Today’s youths need guidance, education, and a skill. Especially in today’s job market. Good thing there are programs like the Hot Rodders of Tomorrow. To make things more interesting, there are annual competitions where students from tech schools team up against others to compete in engine building. Recently, Team MORSO qualified for the finals for 2013.
Team Moroso Joins the 14 Teams Already Qualified for Hot Rodders of Tomorrow Engine Challenge Finals
Hot Rodders of Tomorrow is a nonprofit organization built upon a passion for motorsports and dedicated to instilling that passion in today’s youth. Its main purpose is to encourage youth to enter the automotive field and the main medium through which this is accomplished is their coveted Engine Challenge Program. In the Engine Challenges, contested across the country, high school teams compete against the clock in a total engine rebuild. At the end of the year, in conjunction with the Performance Racing Industry Trade Show, Hot Rodders of Tomorrow hosts the Engine Challenge Finals. To qualify for this prestigious event, teams must complete a total engine rebuild in less than 35 minutes. Already in 2013, 14 teams have qualified for the Finals.

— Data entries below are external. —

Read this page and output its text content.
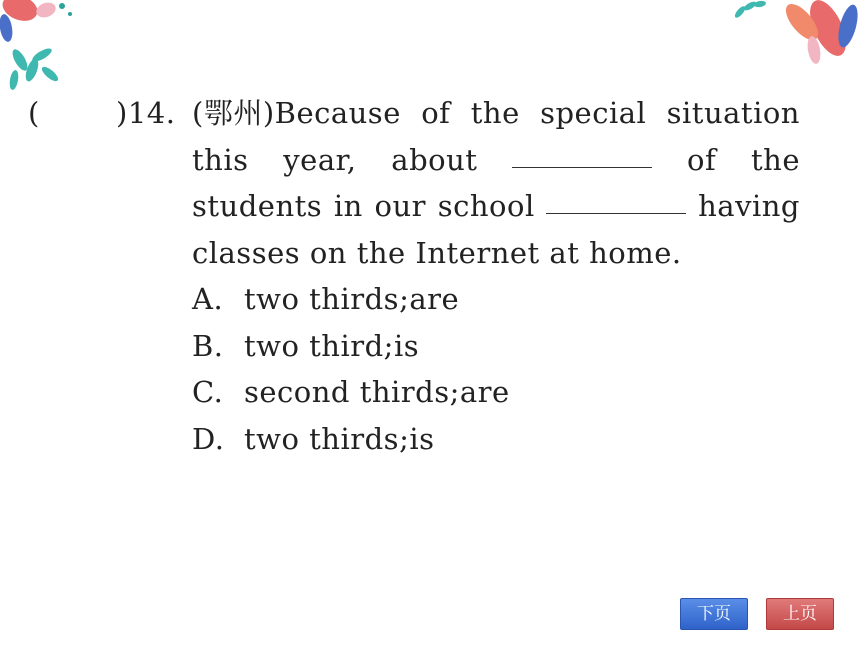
(	)14. (鄂州)Because of the special situation
this year, about	of the
students in our school	having
classes on the Internet at home.
A. two thirds;are
B. two third;is
C. second thirds;are
D. two thirds;is
下页	上页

At the recent Painless Performance Open, held April 6th in Fort Worth, Tx. six teams competed for a coveted spot in the finals. Team Moroso of Eastern Oklahoma County Tech Center came in at an incredible time of 20:11 to qualify for the Engine Challenge Finals as the fastest qualifying team of the season.
The winning team, led by instructor Jim LaFevers consisted of students Callie Hunter, Nic Brown, Connor Hixenbaugh, Ryan Jackson, Alex Versteeg and Connor Carrizales.

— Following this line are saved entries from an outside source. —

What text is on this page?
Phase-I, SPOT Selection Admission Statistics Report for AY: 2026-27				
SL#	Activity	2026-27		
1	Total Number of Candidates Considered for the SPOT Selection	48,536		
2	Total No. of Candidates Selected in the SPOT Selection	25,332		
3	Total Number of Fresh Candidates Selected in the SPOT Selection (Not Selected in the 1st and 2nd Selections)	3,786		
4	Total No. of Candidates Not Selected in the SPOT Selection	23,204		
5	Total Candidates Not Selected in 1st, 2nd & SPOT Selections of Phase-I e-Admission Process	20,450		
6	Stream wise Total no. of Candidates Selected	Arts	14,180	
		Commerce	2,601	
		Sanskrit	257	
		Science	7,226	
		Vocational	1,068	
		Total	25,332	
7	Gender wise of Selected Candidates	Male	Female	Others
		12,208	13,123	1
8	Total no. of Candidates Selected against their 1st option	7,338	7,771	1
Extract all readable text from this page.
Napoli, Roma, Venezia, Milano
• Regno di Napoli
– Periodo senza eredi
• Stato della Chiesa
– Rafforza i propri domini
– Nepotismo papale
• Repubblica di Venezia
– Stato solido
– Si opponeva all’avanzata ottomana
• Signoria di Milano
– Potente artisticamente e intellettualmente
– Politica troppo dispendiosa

“This is a great opportunity for the students to get a jumpstart in their careers in the automotive field,” LaFevers said of the Engine Challenge. “They are all gearheads. They look for every avenue to get into the industry and Hot Rodders of Tomorrow has given them the opportunity they were looking for.”

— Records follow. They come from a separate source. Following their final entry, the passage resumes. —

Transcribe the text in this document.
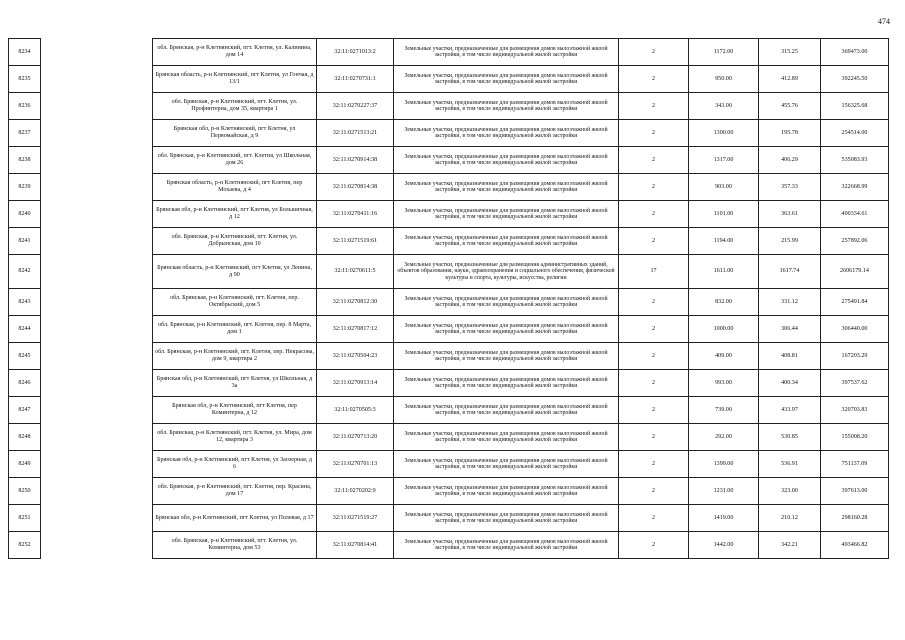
474
8234		обл. Брянская, р-н Клетнянский, пгт. Клетня, ул. Калинина, дом 14	32:11:0271013:2	Земельные участки, предназначенные для размещения домов малоэтажной жилой застройки, в том числе индивидуальной жилой застройки	2	1172.00	315.25	369473.00
8235		Брянская область, р-н Клетнянский, пгт Клетня, ул Гончая, д 13/1	32:11:0270731:1	Земельные участки, предназначенные для размещения домов малоэтажной жилой застройки, в том числе индивидуальной жилой застройки	2	950.00	412.89	392245.50
8236		обл. Брянская, р-н Клетнянский, пгт. Клетня, ул. Профинтерна, дом 35, квартира 1	32:11:0270227:37	Земельные участки, предназначенные для размещения домов малоэтажной жилой застройки, в том числе индивидуальной жилой застройки	2	343.00	455.76	156325.68
8237		Брянская обл, р-н Клетнянский, пгт Клетня, ул Первомайская, д 9	32:11:0271513:21	Земельные участки, предназначенные для размещения домов малоэтажной жилой застройки, в том числе индивидуальной жилой застройки	2	1300.00	195.78	254514.00
8238		обл. Брянская, р-н Клетнянский, пгт. Клетня, ул Школьная, дом 26	32:11:0270914:38	Земельные участки, предназначенные для размещения домов малоэтажной жилой застройки, в том числе индивидуальной жилой застройки	2	1317.00	406.29	535083.93
8239		Брянская область, р-н Клетнянский, пгт Клетня, пер Мохаева, д 4	32:11:0270814:38	Земельные участки, предназначенные для размещения домов малоэтажной жилой застройки, в том числе индивидуальной жилой застройки	2	903.00	357.33	322668.99
8240		Брянская обл, р-н Клетнянский, пгт Клетня, ул Большичная, д 12	32:11:0270411:16	Земельные участки, предназначенные для размещения домов малоэтажной жилой застройки, в том числе индивидуальной жилой застройки	2	1101.00	363.61	400334.61
8241		обл. Брянская, р-н Клетнянский, пгт. Клетня, ул. Добрынская, дом 10	32:11:0271519:61	Земельные участки, предназначенные для размещения домов малоэтажной жилой застройки, в том числе индивидуальной жилой застройки	2	1194.00	215.99	257892.06
8242		Брянская область, р-н Клетнянский, пгт Клетня, ул Ленина, д 90	32:11:0270611:5	Земельные участки, предназначенные для размещения административных зданий, объектов образования, науки, здравоохранения и социального обеспечения, физической культуры и спорта, культуры, искусства, религии	17	1611.00	1617.74	2606179.14
8243		обл. Брянская, р-н Клетнянский, пгт. Клетня, пер. Октябрьский, дом 5	32:11:0270812:30	Земельные участки, предназначенные для размещения домов малоэтажной жилой застройки, в том числе индивидуальной жилой застройки	2	832.00	331.12	275491.84
8244		обл. Брянская, р-н Клетнянский, пгт. Клетня, пер. 8 Марта, дом 1	32:11:0270817:12	Земельные участки, предназначенные для размещения домов малоэтажной жилой застройки, в том числе индивидуальной жилой застройки	2	1000.00	306.44	306440.00
8245		обл. Брянская, р-н Клетнянский, пгт. Клетня, пер. Некрасова, дом 9, квартира 2	32:11:0270504:23	Земельные участки, предназначенные для размещения домов малоэтажной жилой застройки, в том числе индивидуальной жилой застройки	2	409.00	408.81	167203.29
8246		Брянская обл, р-н Клетнянский, пгт Клетня, ул Школьная, д 3а	32:11:0270913:14	Земельные участки, предназначенные для размещения домов малоэтажной жилой застройки, в том числе индивидуальной жилой застройки	2	993.00	400.34	397537.62
8247		Брянская обл, р-н Клетнянский, пгт Клетня, пер Коминтерна, д 12	32:11:0270505:3	Земельные участки, предназначенные для размещения домов малоэтажной жилой застройки, в том числе индивидуальной жилой застройки	2	739.00	433.97	320703.83
8248		обл. Брянская, р-н Клетнянский, пгт. Клетня, ул. Мира, дом 12, квартира 3	32:11:0270713:20	Земельные участки, предназначенные для размещения домов малоэтажной жилой застройки, в том числе индивидуальной жилой застройки	2	292.00	530.85	155008.20
8249		Брянская обл, р-н Клетнянский, пгт Клетня, ул Заозерная, д 6	32:11:0270701:13	Земельные участки, предназначенные для размещения домов малоэтажной жилой застройки, в том числе индивидуальной жилой застройки	2	1399.00	536.91	751137.09
8250		обл. Брянская, р-н Клетнянский, пгт. Клетня, пер. Красина, дом 17	32:11:0270202:9	Земельные участки, предназначенные для размещения домов малоэтажной жилой застройки, в том числе индивидуальной жилой застройки	2	1231.00	323.00	397613.00
8251		Брянская обл, р-н Клетнянский, пгт Клетня, ул Полевая, д 17	32:11:0271519:27	Земельные участки, предназначенные для размещения домов малоэтажной жилой застройки, в том числе индивидуальной жилой застройки	2	1419.00	210.12	298160.28
8252		обл. Брянская, р-н Клетнянский, пгт. Клетня, ул. Коминтерна, дом 53	32:11:0270814:41	Земельные участки, предназначенные для размещения домов малоэтажной жилой застройки, в том числе индивидуальной жилой застройки	2	1442.00	342.21	493466.82
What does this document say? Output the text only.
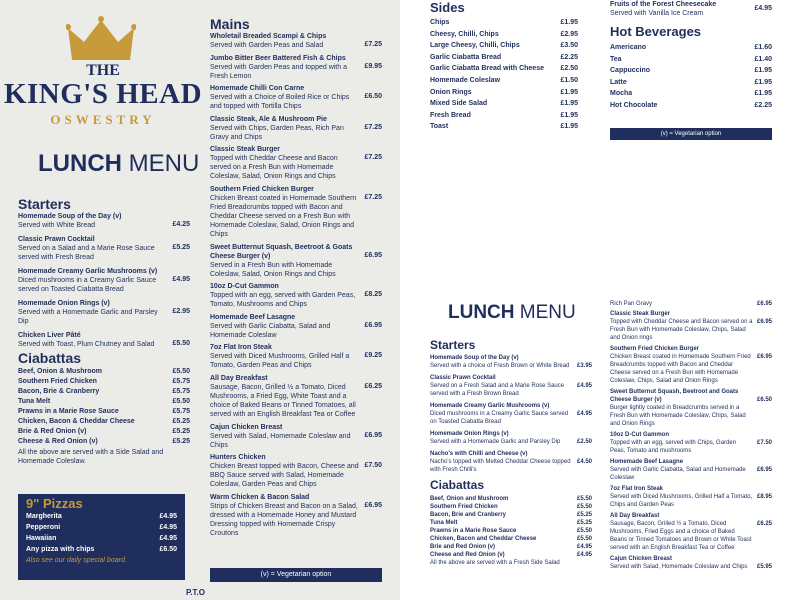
THE
KING'S HEAD
OSWESTRY
LUNCH MENU
Starters
Homemade Soup of the Day (v)
Served with White Bread	£4.25
Classic Prawn Cocktail
Served on a Salad and a Marie Rose Sauce served with Fresh Bread
£5.25
Homemade Creamy Garlic Mushrooms (v)
Diced mushrooms in a Creamy Garlic Sauce served on Toasted Ciabatta Bread
£4.95
Homemade Onion Rings (v)
Served with a Homemade Garlic and Parsley Dip
£2.95
Chicken Liver Pâté
Served with Toast, Plum Chutney and Salad	£5.50
Ciabattas
Beef, Onion & Mushroom	£5.50
Southern Fried Chicken	£5.75
Bacon, Brie & Cranberry	£5.75
Tuna Melt	£5.50
Prawns in a Marie Rose Sauce	£5.75
Chicken, Bacon & Cheddar Cheese	£5.25
Brie & Red Onion (v)	£5.25
Cheese & Red Onion (v)	£5.25
All the above are served with a Side Salad and Homemade Coleslaw.
9" Pizzas
Margherita	£4.95
Pepperoni	£4.95
Hawaiian	£4.95
Any pizza with chips	£6.50
Also see our daily special board.
P.T.O
Mains
Wholetail Breaded Scampi & Chips
Served with Garden Peas and Salad	£7.25
Jumbo Bitter Beer Battered Fish & Chips
Served with Garden Peas and topped with a Fresh Lemon
£9.95
Homemade Chilli Con Carne
Served with a Choice of Boiled Rice or Chips and topped with Tortilla Chips
£6.50
Classic Steak, Ale & Mushroom Pie
Served with Chips, Garden Peas, Rich Pan Gravy and Chips
£7.25
Classic Steak Burger
Topped with Cheddar Cheese and Bacon served on a Fresh Bun with Homemade Coleslaw, Salad, Onion Rings and Chips
£7.25
Southern Fried Chicken Burger
Chicken Breast coated in Homemade Southern Fried Breadcrumbs topped with Bacon and Cheddar Cheese served on a Fresh Bun with Homemade Coleslaw, Salad, Onion Rings and Chips
£7.25
Sweet Butternut Squash, Beetroot & Goats Cheese Burger (v)
Served in a Fresh Bun with Homemade Coleslaw, Salad, Onion Rings and Chips
£6.95
10oz D-Cut Gammon
Topped with an egg, served with Garden Peas, Tomato, Mushrooms and Chips
£8.25
Homemade Beef Lasagne
Served with Garlic Ciabatta, Salad and Homemade Coleslaw
£6.95
7oz Flat Iron Steak
Served with Diced Mushrooms, Grilled Half a Tomato, Garden Peas and Chips
£9.25
All Day Breakfast
Sausage, Bacon, Grilled ½ a Tomato, Diced Mushrooms, a Fried Egg, White Toast and a choice of Baked Beans or Tinned Tomatoes, all served with an English Breakfast Tea or Coffee
£6.25
Cajun Chicken Breast
Served with Salad, Homemade Coleslaw and Chips
£6.95
Hunters Chicken
Chicken Breast topped with Bacon, Cheese and BBQ Sauce served with Salad, Homemade Coleslaw, Garden Peas and Chips
£7.50
Warm Chicken & Bacon Salad
Strips of Chicken Breast and Bacon on a Salad, dressed with a Homemade Honey and Mustard Dressing topped with Homemade Crispy Croutons
£6.95
(v) = Vegetarian option
Sides
Chips	£1.95
Cheesy, Chilli, Chips	£2.95
Large Cheesy, Chilli, Chips	£3.50
Garlic Ciabatta Bread	£2.25
Garlic Ciabatta Bread with Cheese	£2.50
Homemade Coleslaw	£1.50
Onion Rings	£1.95
Mixed Side Salad	£1.95
Fresh Bread	£1.95
Toast	£1.95
Fruits of the Forest Cheesecake
Served with Vanilla Ice Cream
£4.95
Hot Beverages
Americano	£1.60
Tea	£1.40
Cappuccino	£1.95
Latte	£1.95
Mocha	£1.95
Hot Chocolate	£2.25
(v) = Vegetarian option
LUNCH MENU
Starters
Homemade Soup of the Day (v)
Served with a choice of Fresh Brown or White Bread	£3.95
Classic Prawn Cocktail
Served on a Fresh Salad and a Marie Rose Sauce served with a Fresh Brown Bread
£4.95
Homemade Creamy Garlic Mushrooms (v)
Diced mushrooms in a Creamy Garlic Sauce served on Toasted Ciabatta Bread
£4.95
Homemade Onion Rings (v)
Served with a Homemade Garlic and Parsley Dip	£2.50
Nacho's with Chilli and Cheese (v)
Nacho's topped with Melted Cheddar Cheese topped with Fresh Chilli's
£4.50
Ciabattas
Beef, Onion and Mushroom	£5.50
Southern Fried Chicken	£5.50
Bacon, Brie and Cranberry	£5.25
Tuna Melt	£5.25
Prawns in a Marie Rose Sauce	£5.50
Chicken, Bacon and Cheddar Cheese	£5.50
Brie and Red Onion (v)	£4.95
Cheese and Red Onion (v)	£4.95
All the above are served with a Fresh Side Salad
Rich Pan Gravy	£6.95
Classic Steak Burger
Topped with Cheddar Cheese and Bacon served on a Fresh Bun with Homemade Coleslaw, Chips, Salad and Onion rings
£6.95
Southern Fried Chicken Burger
Chicken Breast coated in Homemade Southern Fried Breadcrumbs topped with Bacon and Cheddar Cheese served on a Fresh Bun with Homemade Coleslaw, Chips, Salad and Onion Rings
£6.95
Sweet Butternut Squash, Beetroot and Goats Cheese Burger (v)
Burger lightly coated in Breadcrumbs served in a Fresh Bun with Homemade Coleslaw, Chips, Salad and Onion Rings
£6.50
10oz D-Cut Gammon
Topped with an egg, served with Chips, Garden Peas, Tomato and mushrooms
£7.50
Homemade Beef Lasagne
Served with Garlic Ciabatta, Salad and Homemade Coleslaw
£6.95
7oz Flat Iron Steak
Served with Diced Mushrooms, Grilled Half a Tomato, Chips and Garden Peas
£8.95
All Day Breakfast
Sausage, Bacon, Grilled ½ a Tomato, Diced Mushrooms, Fried Eggs and a choice of Baked Beans or Tinned Tomatoes and Brown or White Toast served with an English Breakfast Tea or Coffee
£6.25
Cajun Chicken Breast
Served with Salad, Homemade Coleslaw and Chips	£5.95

LaFevers said the team utilized film, understudy training and a total-engine approach to prepare for the Challenge.
“We do intense training for three or four weeks,” he explained. “It’s all about teamwork and communication. While each student trains for their position, all of them understand the way the complete engine works, so that if anyone needed to jump into another position they are ready.
“The Hot Rodders of Tomorrow Engine Challenge is a great program for building enrollment and getting students excited about a career in the automotive industry. Already I have kids signing up for Automotive next year simply for the opportunity to compete in the Challenge.”
Rodney Bingham, who heads up the Hot Rodders Program is thankful for its success in investing in students and furthering the automotive industry. “We are excited to be able to change so many students’ lives,” he stated, “but could not do so without the help of our sponsors and volunteers who make this program possible”.